Its unparalleled depth defines An American Tragedy, listed by Time magazine in its 100 Best English-language Novels from 1923 to 2005 list. A multi-leveled latticework of themes that includes everything from Freudian psychoanalytic theory to the ills of capitalism and its attendant social climbing in early Industrial America, this epic novel reminds me why I love great literature. One really has to consider carefully what Dreiser imparts. The author's style, characterized as much by rich metaphor as it is by lengthy, impossibly creative 'sentences', held my attention from cover to cover. Of Griffiths' inexplicable behavior Dreiser writes,
"There are moments when in connection with the sensitively imaginative or morbidly anachronistic - the mentality assailed and the same not of any great strength and the problem confronting it of sufficient force and complexity - the reason not actually toppling from its throne, still totters or is warped or shaken - the mind befuddled to the extent that for the time being, at least, unreason and disorder and mistaken or erroneous counsel would appear to hold against all else. In such instances the will and courage confronted by some great difficulty which it can neither master nor endure, appears in some to recede in precipitate flight, leaving only panic and temporary unreason in its wake."

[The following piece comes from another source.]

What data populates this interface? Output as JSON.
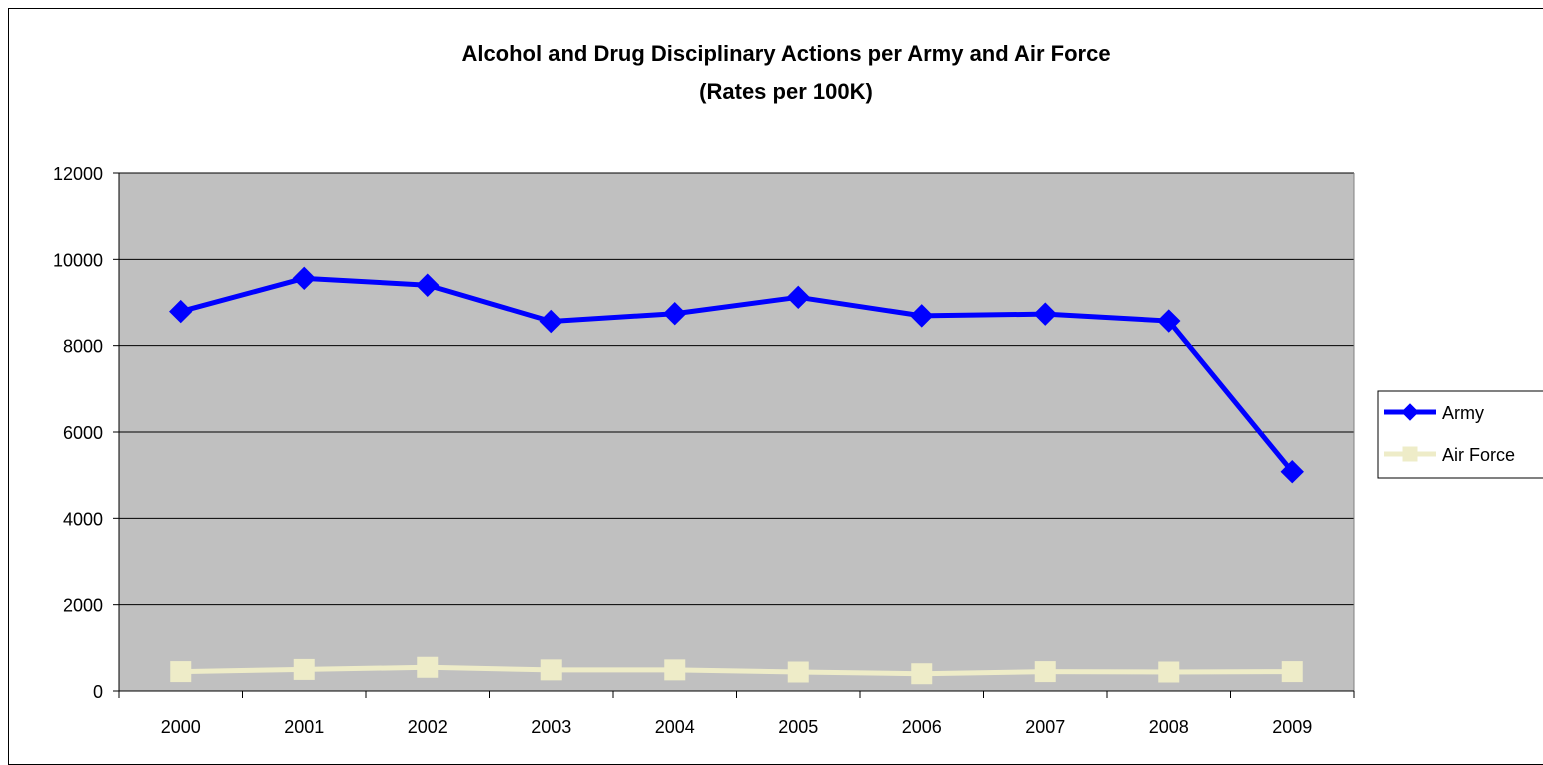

Great stuff... and well worth wading through.
Literature at Its American Best!
7 of 8 people found the following review helpful
5.0 out of 5 stars
Dreiser classic story, July 13 2011
By friend of new orleans - Published on Amazon.com
This review is from: An American Tragedy (Mass Market Paperback)
After finishing Sister Carrie, I started this great story of unrequited desire. It is truly magnificent. The story of Clyde Griffiths is engrossing. No one but maybe his mother comes out very well. If you saw the movie ( excellent though it may be), treat yourself to this cascade of language and a journey into the American psyche guided by Dreiser, a giant of a writer!

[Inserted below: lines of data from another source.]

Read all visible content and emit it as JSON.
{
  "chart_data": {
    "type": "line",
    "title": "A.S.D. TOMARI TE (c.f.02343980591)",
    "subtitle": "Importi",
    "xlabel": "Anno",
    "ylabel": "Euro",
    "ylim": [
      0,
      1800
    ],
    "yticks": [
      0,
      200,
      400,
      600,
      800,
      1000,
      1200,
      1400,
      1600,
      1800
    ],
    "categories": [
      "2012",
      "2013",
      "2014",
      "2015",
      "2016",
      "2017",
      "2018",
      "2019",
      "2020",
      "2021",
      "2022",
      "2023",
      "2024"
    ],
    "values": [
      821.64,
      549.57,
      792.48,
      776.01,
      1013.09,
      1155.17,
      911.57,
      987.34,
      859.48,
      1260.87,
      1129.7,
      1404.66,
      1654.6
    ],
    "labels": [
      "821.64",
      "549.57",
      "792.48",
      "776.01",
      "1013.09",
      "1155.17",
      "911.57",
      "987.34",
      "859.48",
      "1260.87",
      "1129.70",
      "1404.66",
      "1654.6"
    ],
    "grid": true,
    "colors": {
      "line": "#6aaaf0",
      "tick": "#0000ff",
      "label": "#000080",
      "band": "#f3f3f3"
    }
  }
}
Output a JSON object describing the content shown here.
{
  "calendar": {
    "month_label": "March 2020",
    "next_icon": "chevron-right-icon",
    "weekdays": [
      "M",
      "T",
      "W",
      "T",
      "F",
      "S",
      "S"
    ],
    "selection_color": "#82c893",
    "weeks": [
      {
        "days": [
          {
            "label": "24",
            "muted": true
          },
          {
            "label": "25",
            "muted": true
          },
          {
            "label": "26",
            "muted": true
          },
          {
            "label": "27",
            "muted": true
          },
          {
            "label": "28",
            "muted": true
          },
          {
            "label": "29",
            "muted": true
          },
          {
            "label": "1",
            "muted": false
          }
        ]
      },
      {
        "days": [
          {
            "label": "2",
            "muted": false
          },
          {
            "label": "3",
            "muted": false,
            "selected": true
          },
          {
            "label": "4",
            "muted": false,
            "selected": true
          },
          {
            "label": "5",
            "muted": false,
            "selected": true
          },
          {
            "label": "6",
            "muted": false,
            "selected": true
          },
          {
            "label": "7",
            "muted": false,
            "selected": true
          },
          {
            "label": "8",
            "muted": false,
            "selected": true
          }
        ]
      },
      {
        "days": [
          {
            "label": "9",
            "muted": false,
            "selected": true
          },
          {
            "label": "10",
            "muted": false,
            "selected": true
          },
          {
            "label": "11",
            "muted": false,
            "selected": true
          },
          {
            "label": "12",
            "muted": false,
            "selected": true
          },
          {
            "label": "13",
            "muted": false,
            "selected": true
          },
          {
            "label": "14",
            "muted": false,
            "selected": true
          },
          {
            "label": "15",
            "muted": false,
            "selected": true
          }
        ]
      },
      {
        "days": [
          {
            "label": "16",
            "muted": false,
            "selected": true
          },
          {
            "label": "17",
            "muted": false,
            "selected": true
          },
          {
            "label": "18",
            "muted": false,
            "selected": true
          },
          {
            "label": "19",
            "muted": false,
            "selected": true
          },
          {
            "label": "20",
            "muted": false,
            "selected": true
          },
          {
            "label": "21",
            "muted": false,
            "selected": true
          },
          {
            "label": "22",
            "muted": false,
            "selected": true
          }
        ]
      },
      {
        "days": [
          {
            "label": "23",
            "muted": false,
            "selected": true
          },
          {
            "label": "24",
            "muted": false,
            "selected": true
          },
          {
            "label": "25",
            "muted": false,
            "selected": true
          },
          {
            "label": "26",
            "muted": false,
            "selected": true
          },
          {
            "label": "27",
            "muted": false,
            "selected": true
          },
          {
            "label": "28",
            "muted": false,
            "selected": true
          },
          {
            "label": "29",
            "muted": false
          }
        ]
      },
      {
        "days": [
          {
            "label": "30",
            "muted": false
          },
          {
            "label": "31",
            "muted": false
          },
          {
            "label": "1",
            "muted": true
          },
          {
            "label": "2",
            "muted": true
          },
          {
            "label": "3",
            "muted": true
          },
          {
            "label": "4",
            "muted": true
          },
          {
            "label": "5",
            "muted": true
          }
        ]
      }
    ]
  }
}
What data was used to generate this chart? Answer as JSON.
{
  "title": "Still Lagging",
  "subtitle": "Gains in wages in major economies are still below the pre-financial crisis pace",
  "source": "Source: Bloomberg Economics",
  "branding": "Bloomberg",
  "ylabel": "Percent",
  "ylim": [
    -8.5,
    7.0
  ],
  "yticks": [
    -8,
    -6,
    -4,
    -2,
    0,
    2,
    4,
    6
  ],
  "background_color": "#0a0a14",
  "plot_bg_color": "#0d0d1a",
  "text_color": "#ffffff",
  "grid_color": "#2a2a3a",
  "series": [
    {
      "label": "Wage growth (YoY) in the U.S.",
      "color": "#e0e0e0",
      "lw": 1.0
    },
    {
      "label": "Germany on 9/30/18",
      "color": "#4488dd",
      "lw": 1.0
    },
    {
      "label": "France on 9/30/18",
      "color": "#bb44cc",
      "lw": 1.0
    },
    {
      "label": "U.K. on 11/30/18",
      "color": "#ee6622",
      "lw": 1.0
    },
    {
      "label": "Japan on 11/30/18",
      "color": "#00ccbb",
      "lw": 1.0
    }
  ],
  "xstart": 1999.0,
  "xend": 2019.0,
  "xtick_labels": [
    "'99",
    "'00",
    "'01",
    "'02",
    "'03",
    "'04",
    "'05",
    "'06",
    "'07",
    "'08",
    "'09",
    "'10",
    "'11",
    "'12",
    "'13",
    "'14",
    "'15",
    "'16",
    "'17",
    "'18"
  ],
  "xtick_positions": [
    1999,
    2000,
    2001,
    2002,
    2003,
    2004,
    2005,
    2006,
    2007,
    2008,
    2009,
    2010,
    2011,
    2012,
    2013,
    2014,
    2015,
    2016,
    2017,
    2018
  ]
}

4 of 7 people found the following review helpful
4.0 out of 5 stars
Take The Time to Read This Classic, Jan 31 2011
By H.D. - Published on Amazon.com
This review is from: An American Tragedy (Mass Market Paperback)
Loved this book but it is very long. I thought about the length of this book and how I would shorten it but couldn't bear to see anything cut.
This book was the subject of a movie by the same name in 1931 starring Sylvia Sidney as "Bert" and Phillips Holmes as Clyde. I have yet to see this movie but I have read that it stays closer to the original novel than 1951 remake titled "A Place In The Sun" starring Montgomery Clift as Clyde, Elizabeth Taylor as Angela Vickers and Shelly Winters in the role of "Bert" renamed for this movie Alice Tripp. Montgomery Clift was born to play the part of Clyde, renamed in this version George Eastman, one cannot imagine anyone else in the role. Elizabeth Taylor is beautiful and her portrayal of Angela (Sondra Finchley)is compassionate and convincing. However, I found Shelly Winters portral of the Bert character tiresome and heavy handed.
A Place In The Sun departs greatly from the book but is still a Hollywood classic.